For Gerassimos Thomas, spokesperson for the Commission, “ the case could be completed between three and six months ". A fairly optimistic statement according to our information. On the one hand, several stages are necessary before a judgment: publication of the request in the official journal, exchanges of written briefs, oral pleadings, conclusions of the Advocate General. On the other hand, any Member State and any community institution can intervene in the trial; which slows down the procedure accordingly. The decision could therefore take many months or years. The French budget is not saved for all that! The Commission should indeed re-examine it at its meeting on 28 January. And the subject could be on the agenda of the Ministers of Economy and Finance on February 10. Francis Mer will still have to fight...

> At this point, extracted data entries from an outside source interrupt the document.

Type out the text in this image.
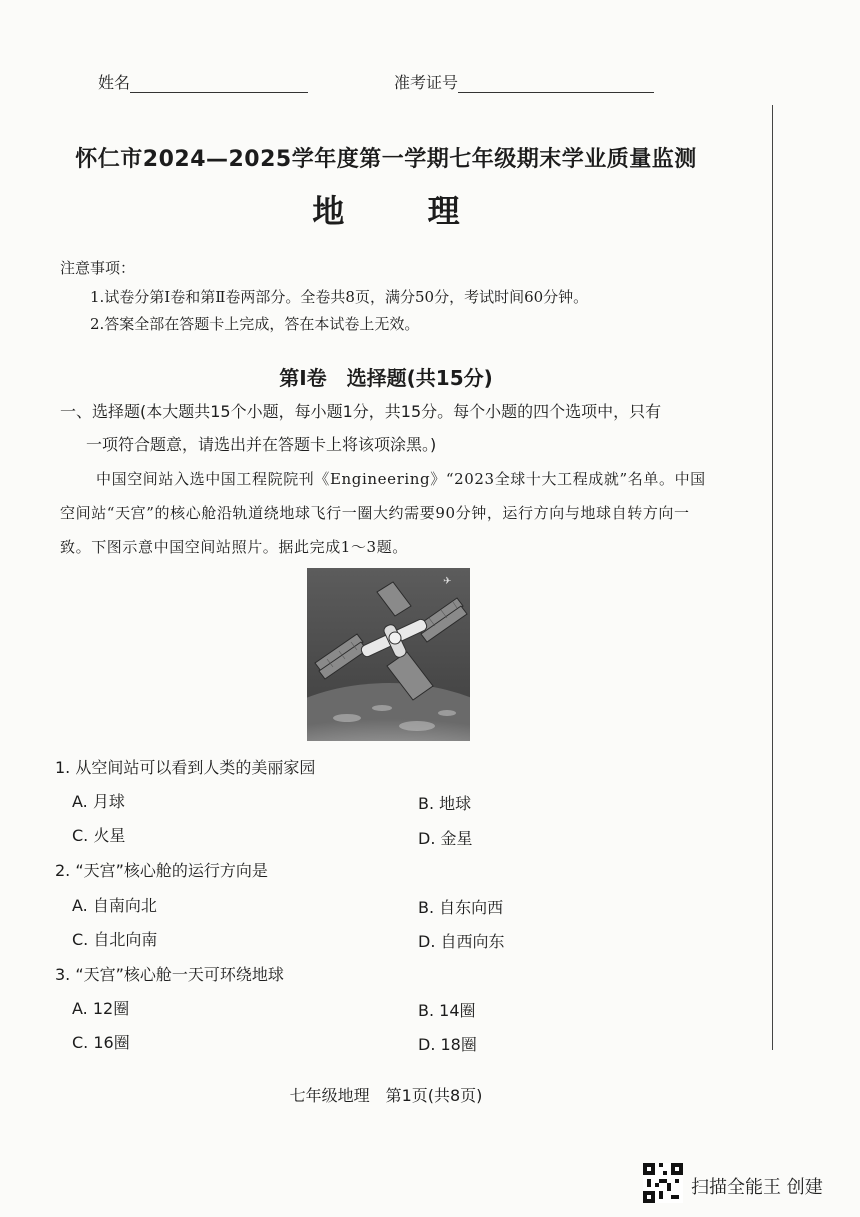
姓名	准考证号
怀仁市2024—2025学年度第一学期七年级期末学业质量监测
地 理
注意事项：
1.试卷分第Ⅰ卷和第Ⅱ卷两部分。全卷共8页，满分50分，考试时间60分钟。
2.答案全部在答题卡上完成，答在本试卷上无效。
第Ⅰ卷　选择题(共15分)
一、选择题(本大题共15个小题，每小题1分，共15分。每个小题的四个选项中，只有
一项符合题意，请选出并在答题卡上将该项涂黑。)
中国空间站入选中国工程院院刊《Engineering》“2023全球十大工程成就”名单。中国空间站“天宫”的核心舱沿轨道绕地球飞行一圈大约需要90分钟，运行方向与地球自转方向一致。下图示意中国空间站照片。据此完成1～3题。
✈
1. 从空间站可以看到人类的美丽家园
A. 月球	B. 地球
C. 火星	D. 金星
2. “天宫”核心舱的运行方向是
A. 自南向北	B. 自东向西
C. 自北向南	D. 自西向东
3. “天宫”核心舱一天可环绕地球
A. 12圈	B. 14圈
C. 16圈	D. 18圈
七年级地理　第1页(共8页)
扫描全能王 创建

What prompted Brussels to act

For the legal service of the Commission, whose opinion we were able to read, the text in favor of the budgetary slippage of France and Germany is illegal for a fundamental reason. " The Council [of Ministers] did not adopt the formal instrument recommended by the Commission but instead adopted an atypical text which is not provided for by the Treaty and is contrary to [it] ". In fact, everything is a matter of words and time. The Council "decide" is not equivalent to the Council " peut » decide. For the Commission's legal experts, such as the Council of Ministers " does not dispute the valuation [of the deficit], he must be considered to have waived his discretion ". He must then adopt a decision, and therefore sanctions. Who said: the devil is in the details?

NGV

Nicolas Gros Verheyde

Chief editor of the B2 site. Graduated in European law from the University of Paris I Pantheon Sorbonne and listener to the 65th session of the IHEDN (Institut des Hautes Etudes de la Défense Nationale. Journalist since 1989, founded B2 - Bruxelles2 in 2008. EU/NATO correspondent in Brussels for Sud-Ouest (previously West-France and France-Soir).